María Kiseleva fue una conocida benefactora. Construyó en Penza un asilo, donde ahora se encuentra un hospital de infecciones. Con sus propios recursos, apoyó a los necesitados, financió la educación de niños de familias de bajos ingresos y construyó iglesias tanto en la región de Penza como en Palestina.
La iniciativa para crear la placa conmemorativa fue de la metropolia de Penza, y fue realizada por el escultor Valery Kuznetsov. Viktor Shabanov, presidente de la sucursal regional de la Unión de Artistas de Rusia, habló sobre el trabajo de Kuznetsov, señalando que la placa, hecha de piedra natural y cobre, resultó muy hermosa e interesante.
La historiadora Anna Golovina, autora del primer libro sobre María Kiseleva, no pudo asistir a la ceremonia debido a una enfermedad.
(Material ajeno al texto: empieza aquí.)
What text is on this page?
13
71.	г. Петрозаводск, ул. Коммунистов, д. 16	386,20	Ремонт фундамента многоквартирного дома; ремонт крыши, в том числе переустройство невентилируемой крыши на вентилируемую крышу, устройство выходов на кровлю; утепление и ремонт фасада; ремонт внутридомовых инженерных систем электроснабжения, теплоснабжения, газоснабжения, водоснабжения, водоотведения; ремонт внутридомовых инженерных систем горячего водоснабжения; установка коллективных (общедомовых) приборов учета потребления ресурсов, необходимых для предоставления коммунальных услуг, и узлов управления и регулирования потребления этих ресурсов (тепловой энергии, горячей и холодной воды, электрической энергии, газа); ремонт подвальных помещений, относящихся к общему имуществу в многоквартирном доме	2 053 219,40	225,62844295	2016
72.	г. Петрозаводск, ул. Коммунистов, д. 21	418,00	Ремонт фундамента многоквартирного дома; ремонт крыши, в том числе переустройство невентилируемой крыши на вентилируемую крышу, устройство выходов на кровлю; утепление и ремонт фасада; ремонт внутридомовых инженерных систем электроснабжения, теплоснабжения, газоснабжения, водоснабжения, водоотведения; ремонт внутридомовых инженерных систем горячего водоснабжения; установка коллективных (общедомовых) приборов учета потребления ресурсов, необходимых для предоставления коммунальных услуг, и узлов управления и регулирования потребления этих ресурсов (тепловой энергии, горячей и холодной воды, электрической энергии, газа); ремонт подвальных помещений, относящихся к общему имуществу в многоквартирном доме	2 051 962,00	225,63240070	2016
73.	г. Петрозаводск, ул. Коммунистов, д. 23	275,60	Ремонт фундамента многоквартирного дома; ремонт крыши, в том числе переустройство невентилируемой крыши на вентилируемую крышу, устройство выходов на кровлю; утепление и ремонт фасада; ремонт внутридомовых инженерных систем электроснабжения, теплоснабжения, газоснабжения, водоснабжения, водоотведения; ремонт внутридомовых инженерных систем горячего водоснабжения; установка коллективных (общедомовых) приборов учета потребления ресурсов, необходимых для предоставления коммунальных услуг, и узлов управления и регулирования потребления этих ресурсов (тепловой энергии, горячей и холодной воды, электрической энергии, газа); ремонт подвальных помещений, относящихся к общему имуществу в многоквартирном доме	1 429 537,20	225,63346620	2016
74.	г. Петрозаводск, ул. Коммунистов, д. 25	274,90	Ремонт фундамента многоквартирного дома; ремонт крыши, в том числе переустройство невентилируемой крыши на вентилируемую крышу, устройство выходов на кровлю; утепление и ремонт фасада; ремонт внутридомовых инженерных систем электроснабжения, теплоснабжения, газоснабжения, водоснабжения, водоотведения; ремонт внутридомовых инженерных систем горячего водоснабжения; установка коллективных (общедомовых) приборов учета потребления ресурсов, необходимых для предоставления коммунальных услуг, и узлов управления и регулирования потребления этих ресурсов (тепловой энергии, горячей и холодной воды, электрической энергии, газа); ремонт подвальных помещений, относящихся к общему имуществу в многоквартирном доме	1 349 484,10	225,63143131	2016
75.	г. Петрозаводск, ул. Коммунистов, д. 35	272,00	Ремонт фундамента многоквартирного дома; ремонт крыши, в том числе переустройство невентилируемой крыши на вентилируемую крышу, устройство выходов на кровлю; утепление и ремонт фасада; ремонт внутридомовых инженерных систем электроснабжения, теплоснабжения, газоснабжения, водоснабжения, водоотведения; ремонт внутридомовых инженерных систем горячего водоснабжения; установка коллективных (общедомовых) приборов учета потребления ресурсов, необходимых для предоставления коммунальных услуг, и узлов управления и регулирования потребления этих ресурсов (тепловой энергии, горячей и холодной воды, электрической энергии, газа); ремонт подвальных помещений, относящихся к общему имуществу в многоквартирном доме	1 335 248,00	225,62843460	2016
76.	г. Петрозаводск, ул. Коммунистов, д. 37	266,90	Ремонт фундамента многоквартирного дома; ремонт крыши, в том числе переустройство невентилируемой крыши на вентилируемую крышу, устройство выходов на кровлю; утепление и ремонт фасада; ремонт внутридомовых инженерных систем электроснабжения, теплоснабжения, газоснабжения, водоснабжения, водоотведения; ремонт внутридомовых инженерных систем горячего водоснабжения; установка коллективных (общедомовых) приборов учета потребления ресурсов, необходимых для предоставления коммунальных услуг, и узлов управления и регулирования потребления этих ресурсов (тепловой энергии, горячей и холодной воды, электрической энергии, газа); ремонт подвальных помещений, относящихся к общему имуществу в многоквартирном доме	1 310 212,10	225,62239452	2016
Fue ella quien recordó a la benefactora, cuyo nombre había sido olvidado en la Penza soviética. La primera edición del libro salió en 2003, pero luego se descubrieron nuevos hechos, lo que llevó a Golovina a preparar un segundo libro, cuya publicación está a cargo del departamento de la diócesis, como explicó Tatyana Loginova de la metropolia de Penza.
María Kiseleva está enterrada en Penza en el cementerio del monasterio de Spaso-Preobrazhensky. Su tumba fue destruida durante la demolición del monasterio. En el día del 125 aniversario de su muerte, se llevó a cabo una ceremonia conmemorativa junto a la nueva placa conmemorativa.